British households may have to shoulder a hike on their energy bills from the beginning of April because of new proposals from Ofgem. The suggestion is already drawing strong criticism from groups which claim the energy companies have been “ripping us all off, plunging people into fuel poverty while raking in juicy profits”.
Increase
The regulator has proposed an increase to the maximum many households can be charged on their bills, claiming that the pandemic is putting pressure on energy companies.
Ofgem said it is considering a £21 per household coronavirus hike to the default price cap when it next comes up for review. This would come on top of any other changes made to the amount energy companies can charge customers on their default rates.
The current price cap, which runs between October 2020 and the end of March 2021, is set at £1,042 per household for both gas and electricity. Ofgem reviews this cap every six months, and was already widely expected to hike the cap in February when it announces the new cap which will come into force in the beginning of April.
Coronavirus has seen more households struggling with energy bills this year, resulting in rising debts with suppliers.
We’re now considering how these higher costs for suppliers should be factored when we set the levels of the energy price cap 👉 https://t.co/RI03ifQK3m pic.twitter.com/sdgyIZlGNN
— Ofgem (@ofgem) November 20, 2020
Hike
Energy prices have gone down in the last three consecutive reviews. However wholesale energy prices have recovered from the lows they hit earlier this year when demand for fuel collapsed because of the coronavirus crisis.
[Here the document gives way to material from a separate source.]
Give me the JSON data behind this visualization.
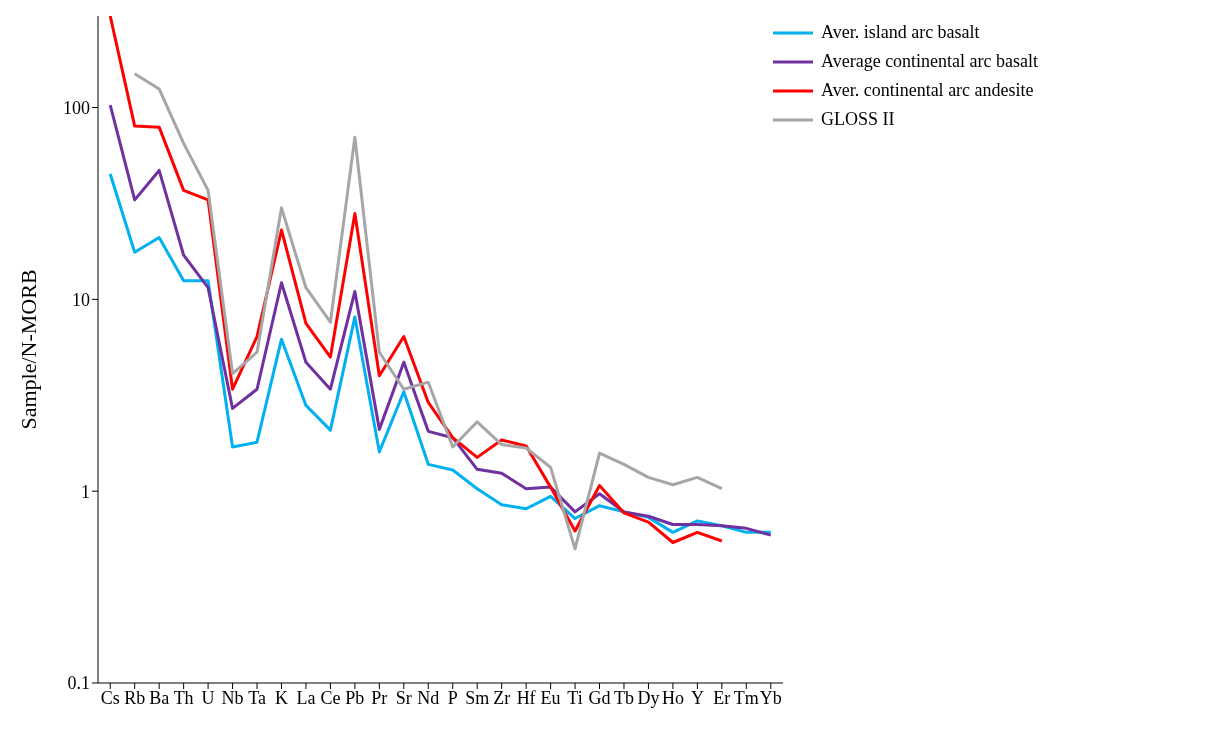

Ofgem claimed the potential £21 hike will help remove some of the pressure on energy companies who are facing high levels of unpaid bills as households struggle to keep up during the pandemic. The hike would allegedly let them recover an estimated £200m of bad debt.
Consultation on the proposals will run until 21 December, and Ofgem will share its decision in February before announcing the new price cap. Many of Britain’s biggest energy companies have laid off thousands of workers during the pandemic.
E.On became the latest on Thursday when it announced around 695 jobs will be cut. It followed Centrica, which announced 5,000 cuts in June, and Ovo, which said it would cut 2,600 jobs in May.
“Shocking”
Director of We Own It Cat Hobbs criticised the proposal:
These proposals from Ofgem are absolutely shocking. The idea that at a time when millions of people are struggling to pay their bills, the solution would be to charge people even more is farcical.
For far too long, private energy companies have been ripping us all off, plunging people into fuel poverty while raking in juicy profits. It has to stop. But we can’t expect the private companies or a toothless regulator to stop extracting as much money as possible out of people through energy bills.
The only way we will deliver a fair system is to kick out the profiteers and bring our energy into public ownership, which would save us billions and is backed by the majority of the British public. By bringing just the energy networks into public hands we’d save £3.7 billion every single year.